Les doutes sur les chiffres de la croissance chinoise

Comment évaluer le ralentissement de la Chine ? Un vrai casse-tête pour les économistes de plus en plus méfiants à l'égard des statistiques fournies par Pékin. Le dernier chiffre de la croissance chinoise publié lundi 19 octobre 2015, + 6,9 % au troisième trimestre, a relancé le débat.

+ 6,9 % de croissance, c'est mieux que ce que les observateurs prévoyaient, c'est donc une excellente performance vue de Pékin. Le président Xi Jinping en tournée au Royaume-Uni s'en est réjoui. Il y a de quoi. Ce chiffre est conforme à l'objectif de 7 % pour 2015. Cela accrédite la thèse d'un virage maîtrisé du développement chinois.

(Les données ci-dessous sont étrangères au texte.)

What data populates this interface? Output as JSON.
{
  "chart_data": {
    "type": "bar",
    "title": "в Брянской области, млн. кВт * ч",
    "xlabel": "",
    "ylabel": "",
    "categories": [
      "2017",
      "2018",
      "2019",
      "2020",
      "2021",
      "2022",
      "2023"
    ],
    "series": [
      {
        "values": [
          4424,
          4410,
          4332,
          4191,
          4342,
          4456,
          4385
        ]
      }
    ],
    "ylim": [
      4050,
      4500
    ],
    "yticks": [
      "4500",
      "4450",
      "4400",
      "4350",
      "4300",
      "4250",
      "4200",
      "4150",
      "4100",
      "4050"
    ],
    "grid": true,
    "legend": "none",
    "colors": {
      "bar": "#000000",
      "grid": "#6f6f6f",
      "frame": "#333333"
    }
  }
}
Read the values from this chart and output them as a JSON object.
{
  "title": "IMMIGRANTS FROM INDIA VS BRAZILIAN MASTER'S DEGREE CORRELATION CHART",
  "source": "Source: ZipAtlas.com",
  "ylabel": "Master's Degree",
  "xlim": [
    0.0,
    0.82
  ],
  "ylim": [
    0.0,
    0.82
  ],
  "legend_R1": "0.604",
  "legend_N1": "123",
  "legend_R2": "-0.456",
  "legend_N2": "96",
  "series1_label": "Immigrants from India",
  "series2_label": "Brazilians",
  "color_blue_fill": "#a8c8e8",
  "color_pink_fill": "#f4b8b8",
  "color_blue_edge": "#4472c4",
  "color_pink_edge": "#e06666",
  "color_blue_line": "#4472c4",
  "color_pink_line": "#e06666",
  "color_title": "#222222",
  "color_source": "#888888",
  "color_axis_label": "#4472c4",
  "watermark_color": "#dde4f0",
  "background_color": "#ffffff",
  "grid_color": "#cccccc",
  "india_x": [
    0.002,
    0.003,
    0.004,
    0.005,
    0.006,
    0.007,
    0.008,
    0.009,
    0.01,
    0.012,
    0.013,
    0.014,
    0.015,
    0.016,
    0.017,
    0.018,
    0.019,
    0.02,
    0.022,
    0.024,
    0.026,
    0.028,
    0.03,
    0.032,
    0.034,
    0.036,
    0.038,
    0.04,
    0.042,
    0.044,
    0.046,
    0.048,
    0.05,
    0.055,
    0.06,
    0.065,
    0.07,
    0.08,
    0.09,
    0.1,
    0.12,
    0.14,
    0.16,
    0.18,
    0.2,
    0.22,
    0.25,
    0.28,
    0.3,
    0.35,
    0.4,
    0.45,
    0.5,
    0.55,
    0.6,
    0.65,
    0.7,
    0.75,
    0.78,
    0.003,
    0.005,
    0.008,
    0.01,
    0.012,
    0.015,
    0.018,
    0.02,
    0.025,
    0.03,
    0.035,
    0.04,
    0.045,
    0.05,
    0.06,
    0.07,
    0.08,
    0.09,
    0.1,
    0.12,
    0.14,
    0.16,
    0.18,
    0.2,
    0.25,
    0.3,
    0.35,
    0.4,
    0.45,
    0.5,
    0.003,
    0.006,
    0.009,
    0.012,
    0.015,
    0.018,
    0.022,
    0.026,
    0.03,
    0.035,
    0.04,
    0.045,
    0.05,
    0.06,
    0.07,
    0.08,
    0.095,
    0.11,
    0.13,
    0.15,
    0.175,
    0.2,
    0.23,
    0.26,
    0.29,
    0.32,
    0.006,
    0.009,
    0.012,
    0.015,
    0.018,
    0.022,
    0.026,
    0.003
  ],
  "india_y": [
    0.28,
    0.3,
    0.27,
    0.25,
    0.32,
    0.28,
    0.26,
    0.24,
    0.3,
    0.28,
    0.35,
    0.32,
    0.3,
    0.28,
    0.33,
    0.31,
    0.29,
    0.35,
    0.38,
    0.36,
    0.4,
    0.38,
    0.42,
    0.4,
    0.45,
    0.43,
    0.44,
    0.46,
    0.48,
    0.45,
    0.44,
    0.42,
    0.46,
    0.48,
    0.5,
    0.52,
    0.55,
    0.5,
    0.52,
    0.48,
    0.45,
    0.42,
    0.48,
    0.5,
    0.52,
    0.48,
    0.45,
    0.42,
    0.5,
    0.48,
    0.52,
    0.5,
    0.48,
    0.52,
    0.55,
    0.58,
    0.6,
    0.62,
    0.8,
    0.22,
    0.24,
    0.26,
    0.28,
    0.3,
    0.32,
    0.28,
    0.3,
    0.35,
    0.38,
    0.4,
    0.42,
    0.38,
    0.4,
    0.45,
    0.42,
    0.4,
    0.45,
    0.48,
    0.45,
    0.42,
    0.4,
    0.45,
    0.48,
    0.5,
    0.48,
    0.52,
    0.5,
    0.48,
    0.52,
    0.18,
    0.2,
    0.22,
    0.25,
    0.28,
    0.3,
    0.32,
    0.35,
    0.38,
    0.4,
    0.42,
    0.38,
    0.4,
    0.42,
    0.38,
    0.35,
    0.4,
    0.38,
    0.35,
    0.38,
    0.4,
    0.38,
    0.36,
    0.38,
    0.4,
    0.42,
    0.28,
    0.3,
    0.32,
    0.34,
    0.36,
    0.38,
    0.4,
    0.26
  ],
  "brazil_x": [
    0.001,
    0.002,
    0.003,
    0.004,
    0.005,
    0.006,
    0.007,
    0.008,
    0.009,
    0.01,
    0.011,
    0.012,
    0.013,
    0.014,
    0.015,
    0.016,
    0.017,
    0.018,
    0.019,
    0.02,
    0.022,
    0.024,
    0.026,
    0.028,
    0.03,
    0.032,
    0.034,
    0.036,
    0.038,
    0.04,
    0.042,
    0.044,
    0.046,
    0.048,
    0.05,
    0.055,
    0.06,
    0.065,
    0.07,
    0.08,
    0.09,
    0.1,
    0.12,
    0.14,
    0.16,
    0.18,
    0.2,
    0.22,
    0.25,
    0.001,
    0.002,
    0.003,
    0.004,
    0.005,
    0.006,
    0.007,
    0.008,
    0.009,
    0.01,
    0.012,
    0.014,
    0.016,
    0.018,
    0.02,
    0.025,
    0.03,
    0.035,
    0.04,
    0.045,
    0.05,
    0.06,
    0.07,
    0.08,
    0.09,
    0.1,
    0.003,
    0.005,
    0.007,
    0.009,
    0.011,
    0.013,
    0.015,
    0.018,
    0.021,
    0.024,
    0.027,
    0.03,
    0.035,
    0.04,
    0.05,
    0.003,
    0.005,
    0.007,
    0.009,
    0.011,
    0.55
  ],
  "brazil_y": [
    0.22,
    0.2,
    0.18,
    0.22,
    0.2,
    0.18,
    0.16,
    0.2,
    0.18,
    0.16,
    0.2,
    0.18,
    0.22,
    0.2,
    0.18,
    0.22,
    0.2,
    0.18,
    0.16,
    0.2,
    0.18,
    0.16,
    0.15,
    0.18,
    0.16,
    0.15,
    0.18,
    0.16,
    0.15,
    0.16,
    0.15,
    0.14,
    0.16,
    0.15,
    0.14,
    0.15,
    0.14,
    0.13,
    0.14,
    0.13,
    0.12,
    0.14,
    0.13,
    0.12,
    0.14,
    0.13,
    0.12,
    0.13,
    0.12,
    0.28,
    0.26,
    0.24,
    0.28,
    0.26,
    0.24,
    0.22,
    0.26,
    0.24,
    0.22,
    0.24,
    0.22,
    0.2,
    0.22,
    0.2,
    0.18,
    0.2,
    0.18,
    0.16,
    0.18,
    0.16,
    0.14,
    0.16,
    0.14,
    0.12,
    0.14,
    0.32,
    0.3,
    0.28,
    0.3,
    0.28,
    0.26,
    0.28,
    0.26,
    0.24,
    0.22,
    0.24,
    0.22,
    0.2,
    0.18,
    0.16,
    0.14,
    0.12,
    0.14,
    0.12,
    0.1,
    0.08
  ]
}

Plusieurs faits contredisent ce récit arithmétique de l'atterrissage en douceur. La dévaluation inattendue du renminbi début août d'abord. Quand on dévalue c'est qu'on a besoin d'un peu d'oxygène pour mieux exporter. La chute de la bourse de Shanghaï ensuite, qui a rendu les analystes encore plus suspicieux. En règle générale, les chiffres fournis chaque trimestre intriguent parce qu'ils sont stables, jamais très éloignés de l'objectif officiel fixé en début d'année. Comme si les statistiques étaient orientées en fonction des souhaits des dirigeants communistes chinois.

Les provinces sont soupçonnées de gonfler leurs chiffres

Les provinces, les entreprises, tous les acteurs s'arrangent à des degrés divers avec les données à leur disposition. Même les chiffres de la mortalité routière sont sujets à caution. Il y a eu 260 000 morts sur les routes chinoises en 2013 d'après l'Organisation mondiale de la santé, c'est-à-dire quatre fois plus que les chiffres officiels fournis par Pékin. Il y a aussi les indicateurs à publication variable. Les données sur le coût induit de la pollution ont disparu depuis cinq ans. Le coefficient de Gini qui mesure les inégalités est réapparu en 2012 après une absence de dix ans.

Le taux de croissance, lui, en revanche, est publié avec une régularité métronomique. Et les Chinois font de réels efforts pour rassurer sur leur statistique. Ils se conforment progressivement aux normes du FMI. Mais cela ne suffit pas à lever le doute. Même la rapidité de l'institut chargé des statistiques étonne : les Chinois mettent 15 jours à compiler les données d'un trimestre quand les Américains prennent six semaines.

L'actuel Premier ministre Li Keqiang a lui-même émis des doutes sur les chiffres de la croissance quand il gouvernait la province du Lianoning.

On l'a appris en 2010 par une fuite de l'ambassade américaine. A cette époque, il préférait regarder la consommation d'électricité, le volume du fret et celui des prêts bancaires pour avoir une image plus exacte de l'état de sa région plutôt que le seul taux de croissance. Une grille adaptée à cette région très industrielle. A l'échelle de la Chine, l'analyse est plus compliquée. La consommation d'électricité a effectivement baissé par rapport à l'année dernière.

Mais on ne sait pas si cela est dû à une meilleure efficacité énergétique ou bien à une diminution réelle de l'activité. Le volume de fret est également un indicateur difficile à interpréter. Une baisse signifie une moindre activité industrielle, mais cela ne nous dit rien sur l'évolution des services. Dans ce brouillard, les analystes indépendants, pressés par des investisseurs qui ont besoin d'informations fiables, en sont donc souvent réduits à utiliser le taux officiel et à le pondérer à l'aide de leurs propres indicateurs. D'après ces estimations, la croissance chinoise serait plutôt de l'ordre de 5 % pour 2015.